Lo que parece privado en realidad no lo es
El gran error está en pensar que WhatsApp es un espacio cerrado, cualquier participante puede reenviar mensajes, hacer capturas de pantalla o incluso perder el móvil y dejar expuesta toda la información. Lo que se comparte en el chat puede acabar en manos de terceros sin demasiado esfuerzo.
Por eso, la AEPD insiste en que estos grupos deben limitarse a información estrictamente relacionada con la gestión vecinal y nunca incluir documentos privados. Ejemplos de malas prácticas hay muchos, como subir fotos de vecinos sin su consentimiento, difundir copias de documentos oficiales o publicar direcciones completas, son acciones que pueden derivar en una multa.

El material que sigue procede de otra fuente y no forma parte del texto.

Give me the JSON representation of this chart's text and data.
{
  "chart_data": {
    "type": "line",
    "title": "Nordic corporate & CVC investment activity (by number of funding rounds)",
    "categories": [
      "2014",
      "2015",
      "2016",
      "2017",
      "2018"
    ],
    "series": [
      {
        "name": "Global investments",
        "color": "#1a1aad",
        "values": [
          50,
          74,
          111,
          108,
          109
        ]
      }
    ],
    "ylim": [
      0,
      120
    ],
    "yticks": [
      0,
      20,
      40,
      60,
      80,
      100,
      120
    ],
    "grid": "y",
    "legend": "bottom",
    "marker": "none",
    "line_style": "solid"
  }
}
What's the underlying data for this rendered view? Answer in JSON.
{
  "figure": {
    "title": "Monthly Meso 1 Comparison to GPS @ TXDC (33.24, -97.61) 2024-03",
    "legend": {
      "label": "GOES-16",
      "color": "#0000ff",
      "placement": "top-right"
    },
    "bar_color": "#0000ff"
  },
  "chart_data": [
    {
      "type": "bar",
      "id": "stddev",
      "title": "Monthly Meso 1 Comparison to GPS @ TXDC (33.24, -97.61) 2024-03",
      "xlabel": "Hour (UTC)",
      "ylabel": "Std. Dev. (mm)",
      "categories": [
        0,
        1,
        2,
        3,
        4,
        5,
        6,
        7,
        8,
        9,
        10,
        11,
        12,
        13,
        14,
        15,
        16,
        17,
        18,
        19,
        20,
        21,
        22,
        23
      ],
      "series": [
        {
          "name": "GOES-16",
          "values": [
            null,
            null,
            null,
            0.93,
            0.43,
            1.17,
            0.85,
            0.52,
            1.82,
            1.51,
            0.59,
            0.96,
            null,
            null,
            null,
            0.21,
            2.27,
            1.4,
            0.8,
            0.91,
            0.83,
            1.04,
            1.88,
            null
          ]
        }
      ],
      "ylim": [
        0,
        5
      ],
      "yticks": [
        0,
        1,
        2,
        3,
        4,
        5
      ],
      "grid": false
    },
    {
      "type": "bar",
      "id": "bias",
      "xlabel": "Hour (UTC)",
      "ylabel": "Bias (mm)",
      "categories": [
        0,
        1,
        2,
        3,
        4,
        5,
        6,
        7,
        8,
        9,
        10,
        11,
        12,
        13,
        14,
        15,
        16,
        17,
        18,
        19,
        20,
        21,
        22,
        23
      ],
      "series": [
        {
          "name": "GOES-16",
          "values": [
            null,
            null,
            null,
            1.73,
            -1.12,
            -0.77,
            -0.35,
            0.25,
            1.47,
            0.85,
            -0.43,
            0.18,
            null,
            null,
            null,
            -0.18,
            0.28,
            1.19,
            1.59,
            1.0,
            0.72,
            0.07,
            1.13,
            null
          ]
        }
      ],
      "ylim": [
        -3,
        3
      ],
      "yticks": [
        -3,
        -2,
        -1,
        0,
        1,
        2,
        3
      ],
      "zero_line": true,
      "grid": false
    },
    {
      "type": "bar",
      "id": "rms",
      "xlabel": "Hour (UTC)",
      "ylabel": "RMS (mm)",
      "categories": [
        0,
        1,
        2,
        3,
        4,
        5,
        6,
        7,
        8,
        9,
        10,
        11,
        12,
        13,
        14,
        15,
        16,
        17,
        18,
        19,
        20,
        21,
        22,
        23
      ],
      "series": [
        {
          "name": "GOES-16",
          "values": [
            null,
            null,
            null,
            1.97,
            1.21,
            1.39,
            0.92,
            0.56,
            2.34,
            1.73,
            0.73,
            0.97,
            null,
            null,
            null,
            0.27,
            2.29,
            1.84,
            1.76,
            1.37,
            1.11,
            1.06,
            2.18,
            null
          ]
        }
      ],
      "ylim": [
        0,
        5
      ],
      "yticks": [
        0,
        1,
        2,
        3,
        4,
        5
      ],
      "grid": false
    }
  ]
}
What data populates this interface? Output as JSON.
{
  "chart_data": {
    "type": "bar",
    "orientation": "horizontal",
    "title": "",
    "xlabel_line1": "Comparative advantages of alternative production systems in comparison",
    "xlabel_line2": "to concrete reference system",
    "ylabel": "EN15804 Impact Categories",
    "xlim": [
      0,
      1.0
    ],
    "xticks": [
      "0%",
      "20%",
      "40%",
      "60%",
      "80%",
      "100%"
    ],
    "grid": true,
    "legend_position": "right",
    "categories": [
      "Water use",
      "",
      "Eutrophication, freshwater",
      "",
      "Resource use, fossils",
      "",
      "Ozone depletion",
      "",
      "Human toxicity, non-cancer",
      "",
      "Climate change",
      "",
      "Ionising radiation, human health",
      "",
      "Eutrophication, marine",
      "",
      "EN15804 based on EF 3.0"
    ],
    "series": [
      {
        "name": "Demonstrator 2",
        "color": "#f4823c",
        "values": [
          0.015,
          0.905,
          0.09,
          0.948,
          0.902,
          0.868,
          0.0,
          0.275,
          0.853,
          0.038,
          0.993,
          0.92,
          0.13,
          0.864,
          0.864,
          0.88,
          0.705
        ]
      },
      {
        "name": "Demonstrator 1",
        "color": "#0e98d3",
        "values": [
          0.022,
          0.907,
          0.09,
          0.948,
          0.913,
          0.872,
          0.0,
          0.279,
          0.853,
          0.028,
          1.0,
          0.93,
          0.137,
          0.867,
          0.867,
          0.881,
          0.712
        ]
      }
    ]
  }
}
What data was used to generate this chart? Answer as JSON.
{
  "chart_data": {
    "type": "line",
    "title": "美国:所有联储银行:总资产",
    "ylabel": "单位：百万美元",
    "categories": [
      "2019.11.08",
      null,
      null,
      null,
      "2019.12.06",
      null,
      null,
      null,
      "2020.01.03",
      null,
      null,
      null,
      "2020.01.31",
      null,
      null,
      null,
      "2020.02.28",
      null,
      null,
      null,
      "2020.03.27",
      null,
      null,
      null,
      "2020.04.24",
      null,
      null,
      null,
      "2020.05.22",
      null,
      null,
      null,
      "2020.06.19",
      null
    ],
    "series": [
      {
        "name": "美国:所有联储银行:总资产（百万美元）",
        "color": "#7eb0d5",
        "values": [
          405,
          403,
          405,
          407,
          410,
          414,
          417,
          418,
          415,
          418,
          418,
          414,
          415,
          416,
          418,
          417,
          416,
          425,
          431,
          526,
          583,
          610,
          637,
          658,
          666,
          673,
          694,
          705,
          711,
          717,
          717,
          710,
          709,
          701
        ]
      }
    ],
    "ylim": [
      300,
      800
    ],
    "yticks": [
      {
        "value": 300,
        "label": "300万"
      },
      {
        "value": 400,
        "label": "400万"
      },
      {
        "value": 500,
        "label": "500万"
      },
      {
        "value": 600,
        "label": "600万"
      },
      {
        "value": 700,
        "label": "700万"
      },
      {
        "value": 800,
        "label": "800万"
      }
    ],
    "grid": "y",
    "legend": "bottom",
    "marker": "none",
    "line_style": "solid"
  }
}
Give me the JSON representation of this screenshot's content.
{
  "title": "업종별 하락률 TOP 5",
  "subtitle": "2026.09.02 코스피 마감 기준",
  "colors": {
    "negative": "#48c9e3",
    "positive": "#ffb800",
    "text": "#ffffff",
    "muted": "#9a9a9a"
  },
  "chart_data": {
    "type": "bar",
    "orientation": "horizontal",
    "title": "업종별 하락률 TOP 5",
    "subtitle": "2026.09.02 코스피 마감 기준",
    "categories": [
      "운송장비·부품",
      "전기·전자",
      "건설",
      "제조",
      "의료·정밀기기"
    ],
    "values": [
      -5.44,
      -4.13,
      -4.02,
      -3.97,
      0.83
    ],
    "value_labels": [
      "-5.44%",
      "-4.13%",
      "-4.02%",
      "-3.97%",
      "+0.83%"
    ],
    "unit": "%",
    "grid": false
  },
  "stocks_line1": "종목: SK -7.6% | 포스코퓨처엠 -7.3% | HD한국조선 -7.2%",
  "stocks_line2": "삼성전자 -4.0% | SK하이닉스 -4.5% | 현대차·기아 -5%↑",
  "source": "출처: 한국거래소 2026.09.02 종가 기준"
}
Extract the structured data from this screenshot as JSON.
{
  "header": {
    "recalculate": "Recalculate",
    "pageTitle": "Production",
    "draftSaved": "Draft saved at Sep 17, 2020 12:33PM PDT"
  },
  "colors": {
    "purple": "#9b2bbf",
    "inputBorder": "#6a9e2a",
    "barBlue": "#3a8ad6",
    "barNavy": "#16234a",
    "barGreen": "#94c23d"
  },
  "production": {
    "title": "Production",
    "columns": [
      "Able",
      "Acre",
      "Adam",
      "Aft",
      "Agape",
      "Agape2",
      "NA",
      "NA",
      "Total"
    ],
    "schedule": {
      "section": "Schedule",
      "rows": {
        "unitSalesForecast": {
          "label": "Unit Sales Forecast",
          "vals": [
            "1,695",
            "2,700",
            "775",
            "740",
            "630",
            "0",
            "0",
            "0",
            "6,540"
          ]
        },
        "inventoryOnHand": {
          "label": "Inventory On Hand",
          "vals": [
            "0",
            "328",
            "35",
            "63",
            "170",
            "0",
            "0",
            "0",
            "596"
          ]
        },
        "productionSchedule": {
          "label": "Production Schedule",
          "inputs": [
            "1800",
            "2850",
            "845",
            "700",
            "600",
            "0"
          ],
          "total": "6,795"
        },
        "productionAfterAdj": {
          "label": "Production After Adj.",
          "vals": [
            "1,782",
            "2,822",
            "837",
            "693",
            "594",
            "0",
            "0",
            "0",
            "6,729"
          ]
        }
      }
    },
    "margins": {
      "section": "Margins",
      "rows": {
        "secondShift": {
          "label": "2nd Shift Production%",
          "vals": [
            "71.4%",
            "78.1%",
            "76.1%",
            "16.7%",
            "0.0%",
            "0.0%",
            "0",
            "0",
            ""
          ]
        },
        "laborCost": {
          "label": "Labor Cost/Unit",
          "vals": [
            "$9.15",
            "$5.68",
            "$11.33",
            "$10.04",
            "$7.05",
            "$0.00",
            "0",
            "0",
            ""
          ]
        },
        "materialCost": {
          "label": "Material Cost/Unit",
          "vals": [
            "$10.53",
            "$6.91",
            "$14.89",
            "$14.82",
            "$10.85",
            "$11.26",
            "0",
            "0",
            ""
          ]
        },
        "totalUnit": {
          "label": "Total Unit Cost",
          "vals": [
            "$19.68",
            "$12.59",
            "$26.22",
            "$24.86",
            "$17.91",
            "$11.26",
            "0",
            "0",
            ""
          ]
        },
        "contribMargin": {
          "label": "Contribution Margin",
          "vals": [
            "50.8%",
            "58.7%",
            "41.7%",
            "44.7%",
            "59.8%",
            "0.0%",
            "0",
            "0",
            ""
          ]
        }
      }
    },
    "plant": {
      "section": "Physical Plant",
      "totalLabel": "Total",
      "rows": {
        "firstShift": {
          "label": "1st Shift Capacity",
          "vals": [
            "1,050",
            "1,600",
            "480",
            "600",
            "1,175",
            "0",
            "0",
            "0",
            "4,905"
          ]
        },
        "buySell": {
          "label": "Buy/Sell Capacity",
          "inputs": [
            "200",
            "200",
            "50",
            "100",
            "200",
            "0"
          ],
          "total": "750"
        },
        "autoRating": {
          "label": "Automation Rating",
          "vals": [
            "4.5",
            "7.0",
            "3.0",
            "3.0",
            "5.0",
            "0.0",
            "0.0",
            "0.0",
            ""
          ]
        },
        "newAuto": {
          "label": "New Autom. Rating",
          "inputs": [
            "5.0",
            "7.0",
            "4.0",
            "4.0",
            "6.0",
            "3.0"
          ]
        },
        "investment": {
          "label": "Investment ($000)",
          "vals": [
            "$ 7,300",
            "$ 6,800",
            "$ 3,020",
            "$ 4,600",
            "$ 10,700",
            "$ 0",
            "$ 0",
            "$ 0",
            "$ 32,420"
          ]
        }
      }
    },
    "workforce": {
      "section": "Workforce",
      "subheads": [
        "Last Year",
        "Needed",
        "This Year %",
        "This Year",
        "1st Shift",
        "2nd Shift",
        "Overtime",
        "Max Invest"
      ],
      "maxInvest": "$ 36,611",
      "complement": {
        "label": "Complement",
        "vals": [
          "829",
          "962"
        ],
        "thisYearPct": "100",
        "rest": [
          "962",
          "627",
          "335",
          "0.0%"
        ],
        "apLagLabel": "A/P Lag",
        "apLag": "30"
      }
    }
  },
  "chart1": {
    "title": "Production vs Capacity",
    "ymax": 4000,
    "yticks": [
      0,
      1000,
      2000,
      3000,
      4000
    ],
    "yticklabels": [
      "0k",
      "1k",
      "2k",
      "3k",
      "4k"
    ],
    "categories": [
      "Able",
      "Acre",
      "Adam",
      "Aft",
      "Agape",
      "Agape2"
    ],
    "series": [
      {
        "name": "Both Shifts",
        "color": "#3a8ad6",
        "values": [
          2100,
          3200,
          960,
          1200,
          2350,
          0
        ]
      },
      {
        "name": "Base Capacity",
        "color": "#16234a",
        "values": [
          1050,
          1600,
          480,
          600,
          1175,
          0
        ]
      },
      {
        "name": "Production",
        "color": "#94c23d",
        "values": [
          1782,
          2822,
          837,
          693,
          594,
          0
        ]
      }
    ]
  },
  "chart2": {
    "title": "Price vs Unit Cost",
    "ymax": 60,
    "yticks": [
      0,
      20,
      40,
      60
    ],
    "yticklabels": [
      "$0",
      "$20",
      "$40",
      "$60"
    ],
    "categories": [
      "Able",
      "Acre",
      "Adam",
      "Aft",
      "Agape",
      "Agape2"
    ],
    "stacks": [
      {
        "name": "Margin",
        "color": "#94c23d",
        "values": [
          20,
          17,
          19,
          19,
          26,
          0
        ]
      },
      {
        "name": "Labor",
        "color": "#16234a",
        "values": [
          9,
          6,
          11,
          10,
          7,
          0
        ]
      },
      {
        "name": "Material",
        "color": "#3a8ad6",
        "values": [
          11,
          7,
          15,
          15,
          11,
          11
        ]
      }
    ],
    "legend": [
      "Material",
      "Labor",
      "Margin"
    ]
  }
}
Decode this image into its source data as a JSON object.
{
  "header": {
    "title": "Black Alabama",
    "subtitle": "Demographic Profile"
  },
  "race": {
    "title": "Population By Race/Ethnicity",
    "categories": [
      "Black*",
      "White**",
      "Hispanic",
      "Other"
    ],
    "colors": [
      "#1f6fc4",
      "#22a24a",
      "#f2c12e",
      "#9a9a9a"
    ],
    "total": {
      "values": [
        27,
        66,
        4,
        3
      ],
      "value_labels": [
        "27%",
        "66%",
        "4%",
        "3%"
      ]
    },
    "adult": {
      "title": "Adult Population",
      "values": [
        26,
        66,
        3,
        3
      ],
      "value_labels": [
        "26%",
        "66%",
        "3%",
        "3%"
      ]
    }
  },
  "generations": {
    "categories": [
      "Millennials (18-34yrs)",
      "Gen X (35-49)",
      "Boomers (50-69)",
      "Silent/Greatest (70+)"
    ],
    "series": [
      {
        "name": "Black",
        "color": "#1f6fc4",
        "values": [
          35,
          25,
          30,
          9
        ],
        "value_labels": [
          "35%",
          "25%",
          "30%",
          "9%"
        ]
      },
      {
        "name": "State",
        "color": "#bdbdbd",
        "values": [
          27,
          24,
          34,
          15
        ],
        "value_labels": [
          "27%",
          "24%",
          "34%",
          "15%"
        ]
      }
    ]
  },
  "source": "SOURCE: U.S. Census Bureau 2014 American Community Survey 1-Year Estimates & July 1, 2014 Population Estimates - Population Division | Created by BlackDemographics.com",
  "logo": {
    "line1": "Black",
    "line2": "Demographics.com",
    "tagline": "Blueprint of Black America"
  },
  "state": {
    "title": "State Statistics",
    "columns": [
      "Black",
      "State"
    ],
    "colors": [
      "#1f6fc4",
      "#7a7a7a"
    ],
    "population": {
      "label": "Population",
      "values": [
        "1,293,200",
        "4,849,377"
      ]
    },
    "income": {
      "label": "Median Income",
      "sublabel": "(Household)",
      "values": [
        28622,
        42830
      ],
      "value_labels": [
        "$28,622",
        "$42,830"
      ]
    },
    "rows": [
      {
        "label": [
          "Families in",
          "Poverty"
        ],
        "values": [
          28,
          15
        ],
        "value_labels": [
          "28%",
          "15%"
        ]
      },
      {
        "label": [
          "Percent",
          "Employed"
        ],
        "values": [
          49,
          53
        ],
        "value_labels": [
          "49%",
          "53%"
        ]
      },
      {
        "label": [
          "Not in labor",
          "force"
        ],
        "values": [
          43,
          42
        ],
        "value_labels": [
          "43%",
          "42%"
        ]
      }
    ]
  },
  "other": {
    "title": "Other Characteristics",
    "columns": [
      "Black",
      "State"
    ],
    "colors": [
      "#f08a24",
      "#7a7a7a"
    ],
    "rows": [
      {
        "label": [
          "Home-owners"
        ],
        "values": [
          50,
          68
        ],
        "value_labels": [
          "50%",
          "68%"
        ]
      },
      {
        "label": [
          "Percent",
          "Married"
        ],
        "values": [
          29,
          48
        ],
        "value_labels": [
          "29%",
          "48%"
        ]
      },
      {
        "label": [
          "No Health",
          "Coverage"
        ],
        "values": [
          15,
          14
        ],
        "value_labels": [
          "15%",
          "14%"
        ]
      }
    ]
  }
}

Incluso añadir a un nuevo propietario sin pedirle permiso puede ser problemático, porque su número de teléfono queda expuesto al resto de participantes. Cada uno de estos gestos, que a menudo se hacen sin pensar, se convierte en un posible motivo de sanción.
El problema de fondo es la falta de educación en las herramientas digitales, donde muchos adultos confunden comodidad con legalidad y piensan que, si algo se hace en un grupo de WhatsApp, está fuera del alcance de la normativa.
Sin embargo, la AEPD trata de romper con esa idea y recuerda que la privacidad no es un concepto abstracto, ya que afecta a situaciones tan cotidianas como el chat de tu comunidad. Lo que empieza como una conversación rutinaria puede acabar con una multa si no se respeta el marco legal.
Qué es la AEPD y por qué puede multarte
La Agencia Española de Protección de Datos es el organismo encargado de velar por el cumplimiento del RGPD en España. No solo investiga a grandes tecnológicas como Meta o Google, también supervisa a colegios, ayuntamientos, empresas y, como en este caso, comunidades de propietarios.
Cualquier ciudadano puede presentar una reclamación si considera que sus datos se han tratado de forma indebida, y la AEPD tiene la potestad de investigar y sancionar, por lo que su función no es solo punitiva. También busca concienciar sobre el valor de la privacidad y la importancia de proteger la información personal en todos los ámbitos.
En su criterio, un chat vecinal en WhatsApp no puede convertirse en un canal donde circulen datos bancarios, direcciones completas o documentos privados. El RGPD se aplica igual en un despacho profesional que en el portal de tu edificio.